Summary of Multilinear Mixture Of Experts: Scalable Expert Specialization Through Factorization, by James Oldfield et al.
Multilinear Mixture of Experts: Scalable Expert Specialization through Factorization
by James Oldfield, Markos Georgopoulos, Grigorios G. Chrysos, Christos Tzelepis, Yannis Panagakis, Mihalis A. Nicolaou, Jiankang Deng, Ioannis Patras
First submitted to arxiv on: 19 Feb 2024
Categories
- Main: Computer Vision and Pattern Recognition (cs.CV)

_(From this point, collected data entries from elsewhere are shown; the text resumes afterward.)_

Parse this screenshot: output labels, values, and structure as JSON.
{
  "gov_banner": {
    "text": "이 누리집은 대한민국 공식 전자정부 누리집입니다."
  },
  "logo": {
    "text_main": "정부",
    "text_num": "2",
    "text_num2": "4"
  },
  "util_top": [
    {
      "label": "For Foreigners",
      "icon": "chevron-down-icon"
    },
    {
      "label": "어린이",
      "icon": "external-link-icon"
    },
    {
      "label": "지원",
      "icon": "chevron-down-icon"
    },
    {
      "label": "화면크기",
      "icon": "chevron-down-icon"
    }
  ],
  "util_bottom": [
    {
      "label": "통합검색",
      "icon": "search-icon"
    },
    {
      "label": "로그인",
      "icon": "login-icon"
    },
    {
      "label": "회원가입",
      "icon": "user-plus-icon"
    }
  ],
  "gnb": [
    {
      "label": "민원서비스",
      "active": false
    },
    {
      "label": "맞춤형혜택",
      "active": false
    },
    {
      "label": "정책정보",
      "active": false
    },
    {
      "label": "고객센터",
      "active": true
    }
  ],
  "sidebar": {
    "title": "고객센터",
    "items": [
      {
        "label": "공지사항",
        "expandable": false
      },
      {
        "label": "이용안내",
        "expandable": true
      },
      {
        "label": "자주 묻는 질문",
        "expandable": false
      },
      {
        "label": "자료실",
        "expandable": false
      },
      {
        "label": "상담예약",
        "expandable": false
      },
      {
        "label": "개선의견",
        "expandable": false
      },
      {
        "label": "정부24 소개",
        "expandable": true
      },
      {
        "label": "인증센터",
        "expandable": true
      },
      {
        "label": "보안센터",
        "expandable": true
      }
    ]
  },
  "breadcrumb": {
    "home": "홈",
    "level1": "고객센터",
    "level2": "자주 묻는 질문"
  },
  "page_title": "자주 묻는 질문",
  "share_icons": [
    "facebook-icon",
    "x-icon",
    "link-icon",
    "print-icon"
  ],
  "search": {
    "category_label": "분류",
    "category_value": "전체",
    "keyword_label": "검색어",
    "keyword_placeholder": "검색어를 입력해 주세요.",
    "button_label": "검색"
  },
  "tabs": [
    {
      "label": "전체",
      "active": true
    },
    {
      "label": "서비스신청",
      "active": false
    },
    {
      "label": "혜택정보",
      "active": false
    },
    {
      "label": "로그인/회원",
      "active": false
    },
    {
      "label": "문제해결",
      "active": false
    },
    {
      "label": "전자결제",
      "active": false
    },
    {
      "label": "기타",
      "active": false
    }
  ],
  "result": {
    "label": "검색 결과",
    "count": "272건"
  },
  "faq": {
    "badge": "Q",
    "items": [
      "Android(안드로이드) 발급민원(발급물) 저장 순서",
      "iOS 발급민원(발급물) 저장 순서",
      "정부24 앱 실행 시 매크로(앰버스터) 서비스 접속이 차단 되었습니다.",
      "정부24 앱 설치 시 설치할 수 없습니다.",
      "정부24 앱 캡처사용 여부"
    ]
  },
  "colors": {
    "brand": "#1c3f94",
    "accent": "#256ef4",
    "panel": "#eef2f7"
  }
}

- Secondary: Machine Learning (cs.LG)
GrooveSquid.com Paper Summaries
GrooveSquid.com’s goal is to make artificial intelligence research accessible by summarizing AI papers in simpler terms. Each summary below covers the same AI paper, written at different levels of difficulty. The medium difficulty and low difficulty versions are original summaries written by GrooveSquid.com, while the high difficulty version is the paper’s original abstract. Feel free to learn from the version that suits you best!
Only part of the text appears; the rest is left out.